Um deutlich zu machen, welche Überzeugungen und Absichten die Atoin Meto mit diesem Motivelement verbinden, ist die Rekonstruktion des semantischen Feldes hilfreich, dem der Wortstamm `kai (Haken) angehört. Einige Derivate dieses Wortstamms weisen auf die basale Bedeutung des Lexems hin: nakai bedeutet etwas näher an jemanden heranbringen oder etwas beziehungsweise jemanden in der Nähe haben; nakai nan kit meint: Beziehungen zu uns unterhalten, uns nahestehen. Dabei unterliegt der Wendung nakai nan kit die Vorstellung, daß jemand aufgrund spezieller, zum Beispiel verwandtschaftlicher Beziehungen eng mit uns verbunden ist. makai` schließlich bedeutet, daß jemand oder etwas Haken besitzt 17. Soweit die vordergründige Bedeutung der hakenförmigen Motive, die jeder Atoin Meto kennt 18. Es ist aber noch ein anderes Verständnis des Lexems `kaif möglich, das nicht so einfach zu dekodieren ist, und nicht jeder ist sich dieser Bedeutung seines Textildesigns bewußt.
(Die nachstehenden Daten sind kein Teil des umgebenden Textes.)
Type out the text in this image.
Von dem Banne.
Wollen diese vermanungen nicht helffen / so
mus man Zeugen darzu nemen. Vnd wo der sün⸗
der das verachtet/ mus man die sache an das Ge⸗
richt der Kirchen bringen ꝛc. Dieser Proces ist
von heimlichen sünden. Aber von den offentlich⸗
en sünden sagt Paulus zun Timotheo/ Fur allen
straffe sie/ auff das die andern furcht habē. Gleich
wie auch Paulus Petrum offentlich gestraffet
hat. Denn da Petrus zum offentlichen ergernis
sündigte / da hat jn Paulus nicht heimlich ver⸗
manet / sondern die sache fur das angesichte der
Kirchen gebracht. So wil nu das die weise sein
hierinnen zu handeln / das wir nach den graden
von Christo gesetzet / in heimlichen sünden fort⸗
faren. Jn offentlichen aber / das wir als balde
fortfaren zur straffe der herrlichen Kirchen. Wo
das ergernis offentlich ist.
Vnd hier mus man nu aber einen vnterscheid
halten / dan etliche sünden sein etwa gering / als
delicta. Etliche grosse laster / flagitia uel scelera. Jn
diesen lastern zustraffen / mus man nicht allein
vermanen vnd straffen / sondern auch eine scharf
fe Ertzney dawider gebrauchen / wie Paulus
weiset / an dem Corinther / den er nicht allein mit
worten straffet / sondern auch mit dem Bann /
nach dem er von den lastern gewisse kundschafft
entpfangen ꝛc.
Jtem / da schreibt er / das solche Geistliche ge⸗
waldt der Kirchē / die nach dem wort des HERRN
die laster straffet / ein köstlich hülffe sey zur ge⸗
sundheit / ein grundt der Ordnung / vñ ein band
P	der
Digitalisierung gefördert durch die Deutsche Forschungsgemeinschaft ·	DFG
Victor Turner nennt diese Dimension die latente Bedeutung eines dominanten Symbols, und Dan Sperber hat in diesem Zusammenhang von stummem Wissen gesprochen. Auch K.M. Endicott ist dieser Sachverhalt bei seinen Untersuchungen aufgefallen: If, for example, one accepts the proposition that only ritual specialists are qualified to expound fully the meanings of certain symbols, it is impossible to escape the conclusion that there is no one in the society capable of explaining the underlying assumptions on which those specialists base their interpretations. It is almost a matter of definition that a peoples basic assumptions are ones which they are unaware, things they take for granted, having never considered that alternatives were possible 19.
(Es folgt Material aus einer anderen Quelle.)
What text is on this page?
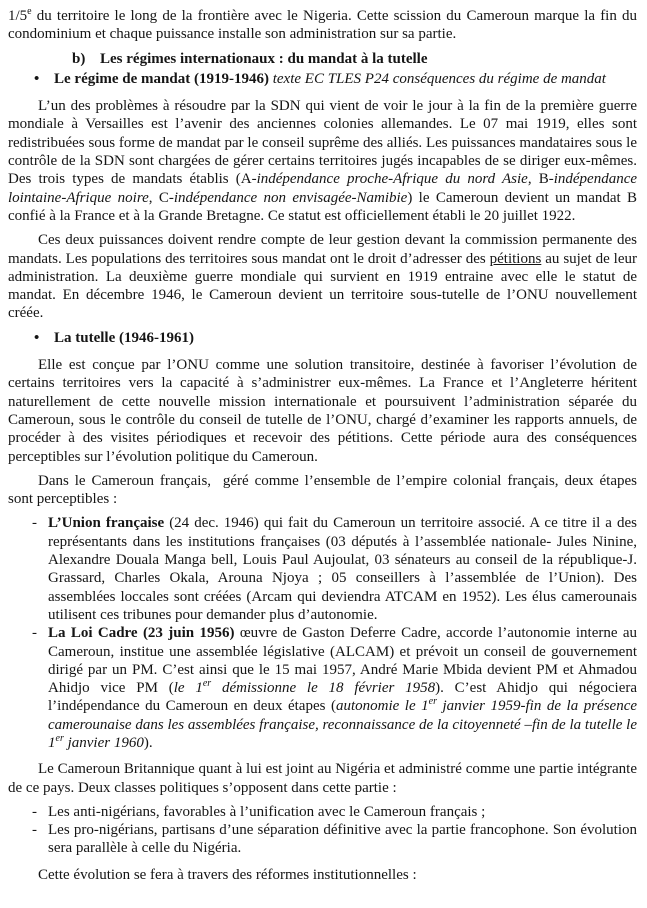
1/5e du territoire le long de la frontière avec le Nigeria. Cette scission du Cameroun marque la fin du condominium et chaque puissance installe son administration sur sa partie.

b) Les régimes internationaux : du mandat à la tutelle
• Le régime de mandat (1919-1946) texte EC TLES P24 conséquences du régime de mandat

L’un des problèmes à résoudre par la SDN qui vient de voir le jour à la fin de la première guerre mondiale à Versailles est l’avenir des anciennes colonies allemandes. Le 07 mai 1919, elles sont redistribuées sous forme de mandat par le conseil suprême des alliés. Les puissances mandataires sous le contrôle de la SDN sont chargées de gérer certains territoires jugés incapables de se diriger eux-mêmes. Des trois types de mandats établis (A-indépendance proche-Afrique du nord Asie, B-indépendance lointaine-Afrique noire, C-indépendance non envisagée-Namibie) le Cameroun devient un mandat B confié à la France et à la Grande Bretagne. Ce statut est officiellement établi le 20 juillet 1922.

Ces deux puissances doivent rendre compte de leur gestion devant la commission permanente des mandats. Les populations des territoires sous mandat ont le droit d’adresser des pétitions au sujet de leur administration. La deuxième guerre mondiale qui survient en 1919 entraine avec elle le statut de mandat. En décembre 1946, le Cameroun devient un territoire sous-tutelle de l’ONU nouvellement créée.

• La tutelle (1946-1961)

Elle est conçue par l’ONU comme une solution transitoire, destinée à favoriser l’évolution de certains territoires vers la capacité à s’administrer eux-mêmes. La France et l’Angleterre héritent naturellement de cette nouvelle mission internationale et poursuivent l’administration séparée du Cameroun, sous le contrôle du conseil de tutelle de l’ONU, chargé d’examiner les rapports annuels, de procéder à des visites périodiques et recevoir des pétitions. Cette période aura des conséquences perceptibles sur l’évolution politique du Cameroun.

Dans le Cameroun français,  géré comme l’ensemble de l’empire colonial français, deux étapes sont perceptibles :

- L’Union française (24 dec. 1946) qui fait du Cameroun un territoire associé. A ce titre il a des représentants dans les institutions françaises (03 députés à l’assemblée nationale- Jules Ninine, Alexandre Douala Manga bell, Louis Paul Aujoulat, 03 sénateurs au conseil de la république-J. Grassard, Charles Okala, Arouna Njoya ; 05 conseillers à l’assemblée de l’Union). Des assemblées loccales sont créées (Arcam qui deviendra ATCAM en 1952). Les élus camerounais utilisent ces tribunes pour demander plus d’autonomie.
- La Loi Cadre (23 juin 1956) œuvre de Gaston Deferre Cadre, accorde l’autonomie interne au Cameroun, institue une assemblée législative (ALCAM) et prévoit un conseil de gouvernement dirigé par un PM. C’est ainsi que le 15 mai 1957, André Marie Mbida devient PM et Ahmadou Ahidjo vice PM (le 1er démissionne le 18 février 1958). C’est Ahidjo qui négociera l’indépendance du Cameroun en deux étapes (autonomie le 1er janvier 1959-fin de la présence camerounaise dans les assemblées française, reconnaissance de la citoyenneté –fin de la tutelle le 1er janvier 1960).

Le Cameroun Britannique quant à lui est joint au Nigéria et administré comme une partie intégrante de ce pays. Deux classes politiques s’opposent dans cette partie :

- Les anti-nigérians, favorables à l’unification avec le Cameroun français ;
- Les pro-nigérians, partisans d’une séparation définitive avec la partie francophone. Son évolution sera parallèle à celle du Nigéria.

Cette évolution se fera à travers des réformes institutionnelles :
Die Atoin Meto verwenden im Alltag ein hölzernes Gerät, welches sie `kai nennen. Ein `kai ist ein langer und dünner Holzstab, der am oberen Ende einen rückwärts weisenden Haken besitzt, ähnlich dem Haken von Harpunen. Im Alltag wird dieses Werkzeug verwendet, um die unterschiedlichsten Dinge zu erreichen, die sich ansonsten außerhalb der Reichweite der Hände befinden. Dabei kann es sich um Dinge auf der gegenüberliegenden Seite eines Lochs, einer Schlucht, eines Baches oder auf hochgelegenen Plätzen handeln, wie beispielsweise Früchte von einem Baum, Baumblätter, die zu Gemüse verarbeitet werden oder in Astgabeln gespeicherter Mais. In all diesen Fällen ist ein `kai ein sehr nützliches und hilfreiches Gerät. Der Name `kai ist allerdings nicht der einzige Name für dieses Werkzeug. Eine andere Bezeichnung ist metaphorischer Natur. Der parallele Name des `kai ist nisif, eine Bezeichnung, die interessante Einblicke in die Gefühle gibt, welche die Atoin Meto diesem Haken entgegenbringen. Darüber hinaus ist der Name nisif der erste Hinweis, daß wir es mit einem Symbol zu tun haben. In der Regionalsprache Amanubans bedeutet nisin Zahn, und zusammen mit dem f-Suffix liest man nisif, und das heißt wie ein Zahn. Wenn die Atoin Meto diese beiden Bezeichnungen alternativ für das gleiche Gerät verwenden, so tun sie dies aufgrund einer analogischen Assoziation. Das Element, welches diese Assoziation ermöglicht, ist ein formales, nämlich die rückwärts weisende Gestalt von (Wider)Haken, wie derjenigen, welche die Motive ihrer Kleidung aufweisen.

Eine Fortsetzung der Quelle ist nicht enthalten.